Sacó una fotografía de un sobre manoseado. Me la entregó. Y por un instante me di cuenta de que no quería que me la diera, de tanta importancia que Sonia había cobrado de repente.

Adivinó mis dudas y me dijo:

—Cógela, Gideon. Es lo único que me queda de ella.

Así pues, la cogí, sin apenas atreverme a imaginar lo que iba a ver, pero temiendo a la vez lo que vería de todas formas. Tragué saliva y cobré ánimo para hacerlo. Miré.

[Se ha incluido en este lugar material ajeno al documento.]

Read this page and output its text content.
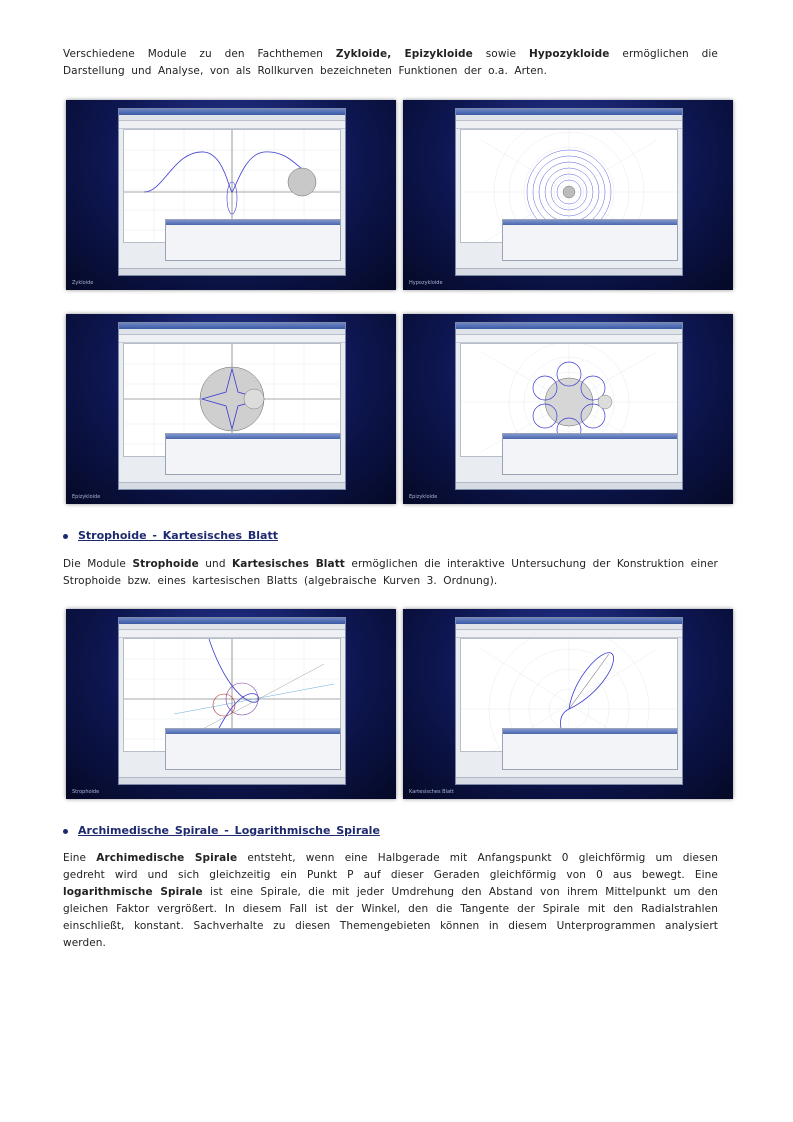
Verschiedene Module zu den Fachthemen Zykloide, Epizykloide sowie Hypozykloide ermöglichen die Darstellung und Analyse, von als Rollkurven bezeichneten Funktionen der o.a. Arten.
Zykloide	Hypozykloide
Epizykloide	Epizykloide
Strophoide - Kartesisches Blatt
Die Module Strophoide und Kartesisches Blatt ermöglichen die interaktive Untersuchung der Konstruktion einer Strophoide bzw. eines kartesischen Blatts (algebraische Kurven 3. Ordnung).
Strophoide	Kartesisches Blatt
Archimedische Spirale - Logarithmische Spirale
Eine Archimedische Spirale entsteht, wenn eine Halbgerade mit Anfangspunkt 0 gleichförmig um diesen gedreht wird und sich gleichzeitig ein Punkt P auf dieser Geraden gleichförmig von 0 aus bewegt. Eine logarithmische Spirale ist eine Spirale, die mit jeder Umdrehung den Abstand von ihrem Mittelpunkt um den gleichen Faktor vergrößert. In diesem Fall ist der Winkel, den die Tangente der Spirale mit den Radialstrahlen einschließt, konstant. Sachverhalte zu diesen Themengebieten können in diesem Unterprogrammen analysiert werden.
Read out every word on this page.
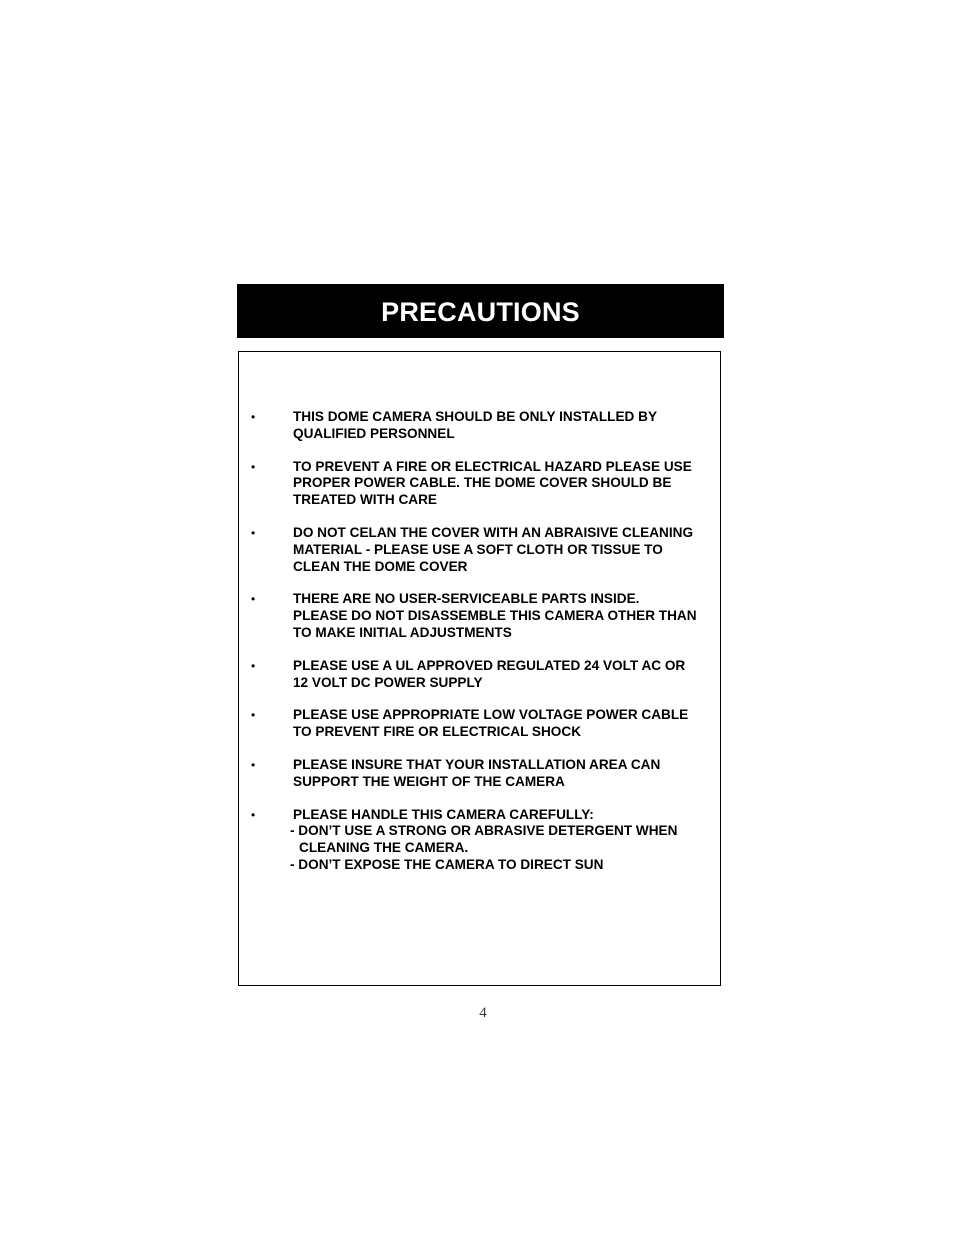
PRECAUTIONS
•	THIS DOME CAMERA SHOULD BE ONLY INSTALLED BY
QUALIFIED PERSONNEL
•	TO PREVENT A FIRE OR ELECTRICAL HAZARD PLEASE USE
PROPER POWER CABLE. THE DOME COVER SHOULD BE
TREATED WITH CARE
•	DO NOT CELAN THE COVER WITH AN ABRAISIVE CLEANING
MATERIAL - PLEASE USE A SOFT CLOTH OR TISSUE TO
CLEAN THE DOME COVER
•	THERE ARE NO USER-SERVICEABLE PARTS INSIDE.
PLEASE DO NOT DISASSEMBLE THIS CAMERA OTHER THAN
TO MAKE INITIAL ADJUSTMENTS
•	PLEASE USE A UL APPROVED REGULATED 24 VOLT AC OR
12 VOLT DC POWER SUPPLY
•	PLEASE USE APPROPRIATE LOW VOLTAGE POWER CABLE
TO PREVENT FIRE OR ELECTRICAL SHOCK
•	PLEASE INSURE THAT YOUR INSTALLATION AREA CAN
SUPPORT THE WEIGHT OF THE CAMERA
•	PLEASE HANDLE THIS CAMERA CAREFULLY:
- DON’T USE A STRONG OR ABRASIVE DETERGENT WHEN CLEANING THE CAMERA.
- DON’T EXPOSE THE CAMERA TO DIRECT SUN
4
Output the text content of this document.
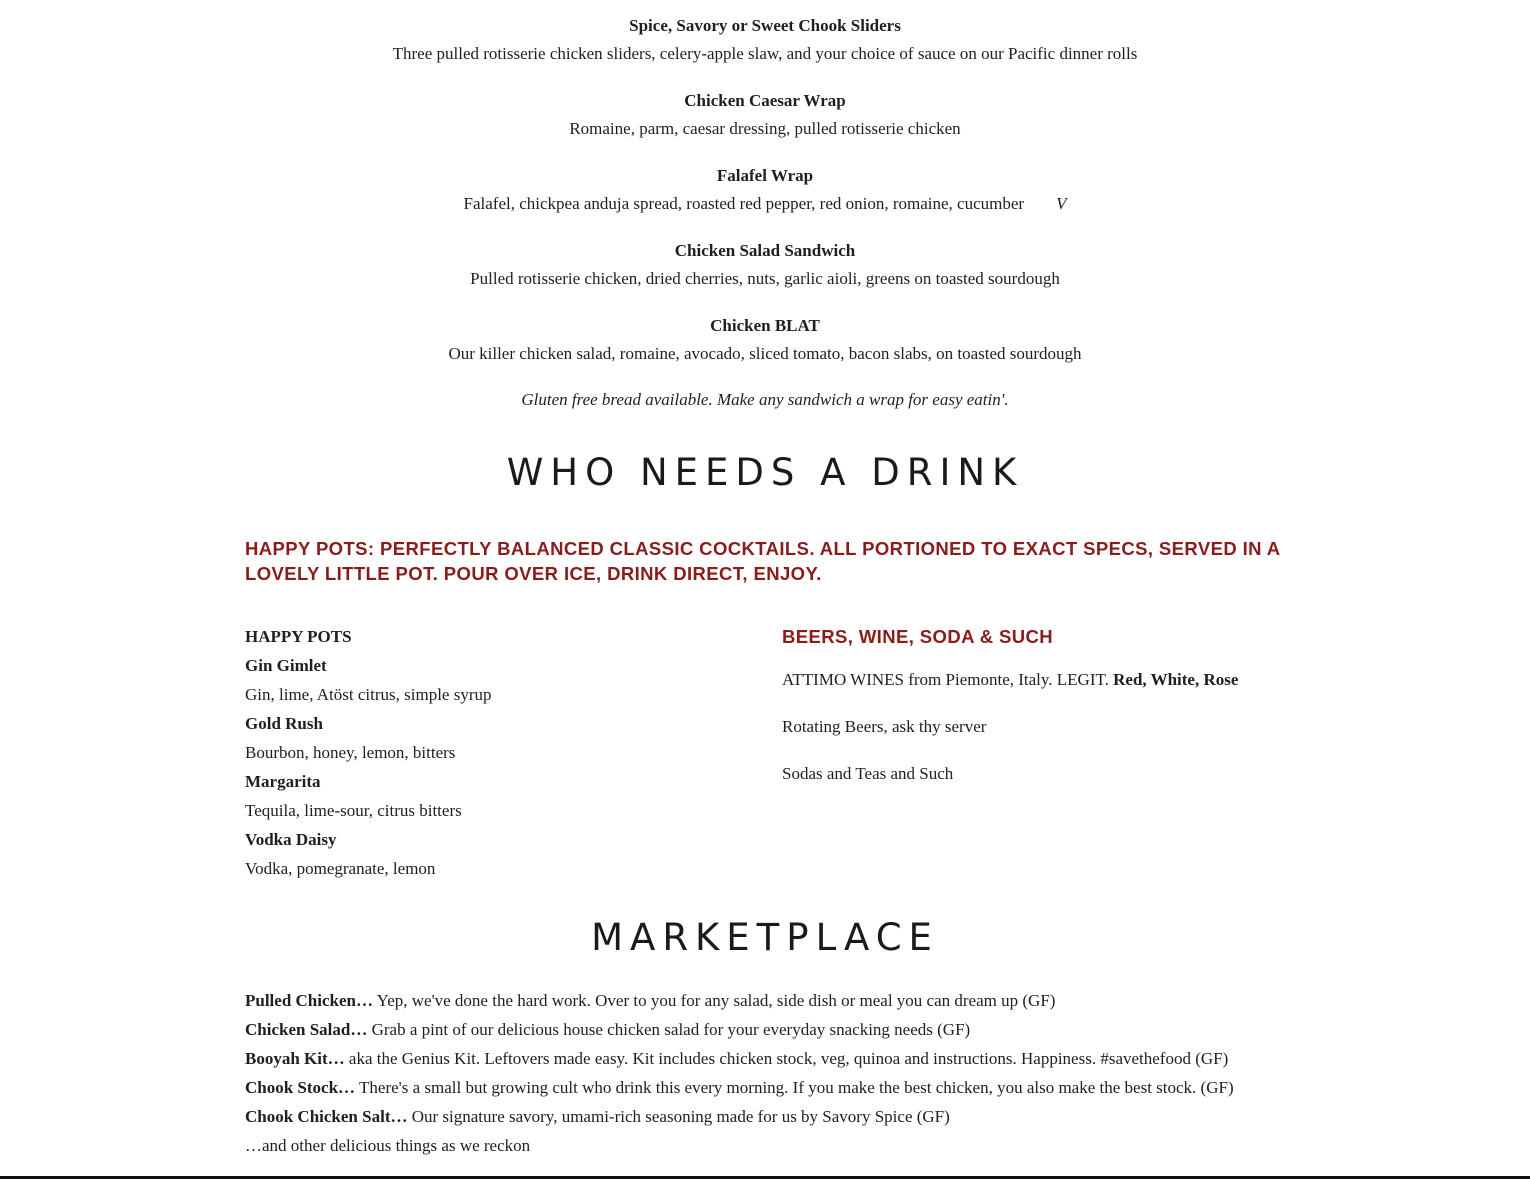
Spice, Savory or Sweet Chook Sliders
Three pulled rotisserie chicken sliders, celery-apple slaw, and your choice of sauce on our Pacific dinner rolls
Chicken Caesar Wrap
Romaine, parm, caesar dressing, pulled rotisserie chicken
Falafel Wrap
Falafel, chickpea anduja spread, roasted red pepper, red onion, romaine, cucumber V
Chicken Salad Sandwich
Pulled rotisserie chicken, dried cherries, nuts, garlic aioli, greens on toasted sourdough
Chicken BLAT
Our killer chicken salad, romaine, avocado, sliced tomato, bacon slabs, on toasted sourdough
Gluten free bread available. Make any sandwich a wrap for easy eatin'.
WHO NEEDS A DRINK
HAPPY POTS: PERFECTLY BALANCED CLASSIC COCKTAILS. ALL PORTIONED TO EXACT SPECS, SERVED IN A LOVELY LITTLE POT. POUR OVER ICE, DRINK DIRECT, ENJOY.
HAPPY POTS
Gin Gimlet
Gin, lime, Atöst citrus, simple syrup
Gold Rush
Bourbon, honey, lemon, bitters
Margarita
Tequila, lime-sour, citrus bitters
Vodka Daisy
Vodka, pomegranate, lemon
BEERS, WINE, SODA & SUCH
ATTIMO WINES from Piemonte, Italy. LEGIT. Red, White, Rose
Rotating Beers, ask thy server
Sodas and Teas and Such
MARKETPLACE
Pulled Chicken… Yep, we've done the hard work. Over to you for any salad, side dish or meal you can dream up (GF)
Chicken Salad… Grab a pint of our delicious house chicken salad for your everyday snacking needs (GF)
Booyah Kit… aka the Genius Kit. Leftovers made easy. Kit includes chicken stock, veg, quinoa and instructions. Happiness. #savethefood (GF)
Chook Stock… There's a small but growing cult who drink this every morning. If you make the best chicken, you also make the best stock. (GF)
Chook Chicken Salt… Our signature savory, umami-rich seasoning made for us by Savory Spice (GF)
…and other delicious things as we reckon
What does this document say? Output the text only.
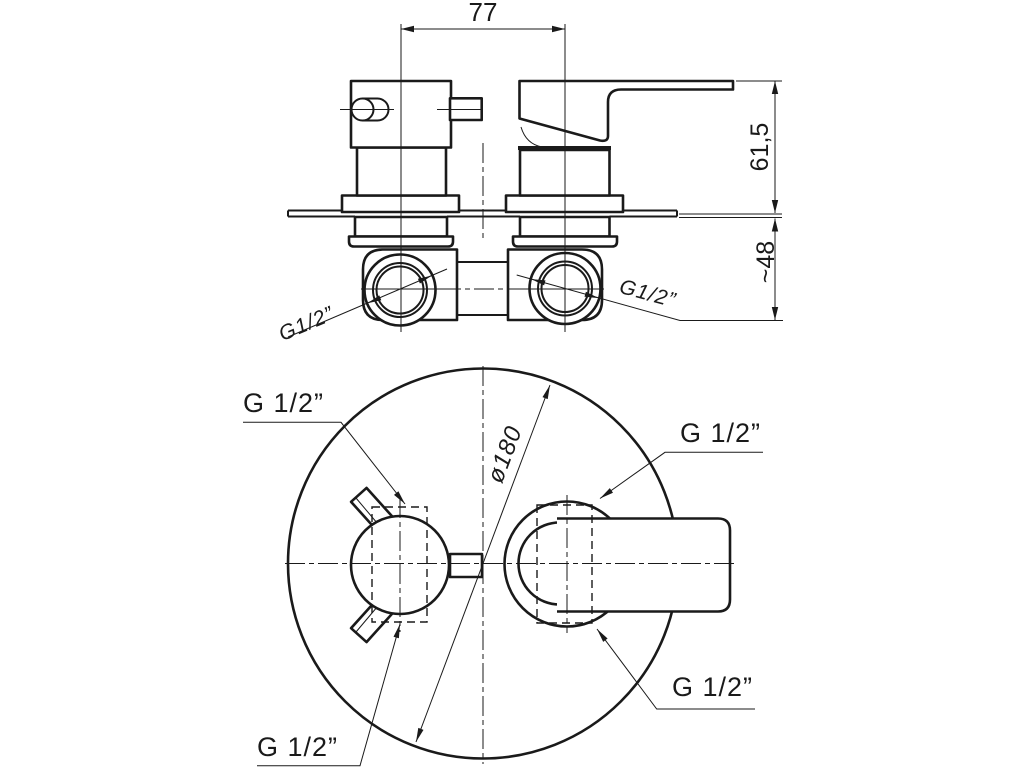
77
61,5
~48
G1/2”
G1/2”
ø180
G 1/2”
G 1/2”
G 1/2”
G 1/2”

En la fotografía vi lo siguiente: un bebé entre los brazos de una mujer que no reconocía. Estaban sentadas al sol en el jardín trasero de la casa de Kensington Square, sobre una tumbona a rayas. La sombra de la mujer cubría el rostro de Sonia, pero el suyo propio estaba en pleno sol. Era joven y rubia. Tenía rasgos aguileños. Era muy hermosa.

—No… ¿Quién es? —le pregunté a mi padre.

—Es Katja —respondió—. Es Katja Wolff, Gideon.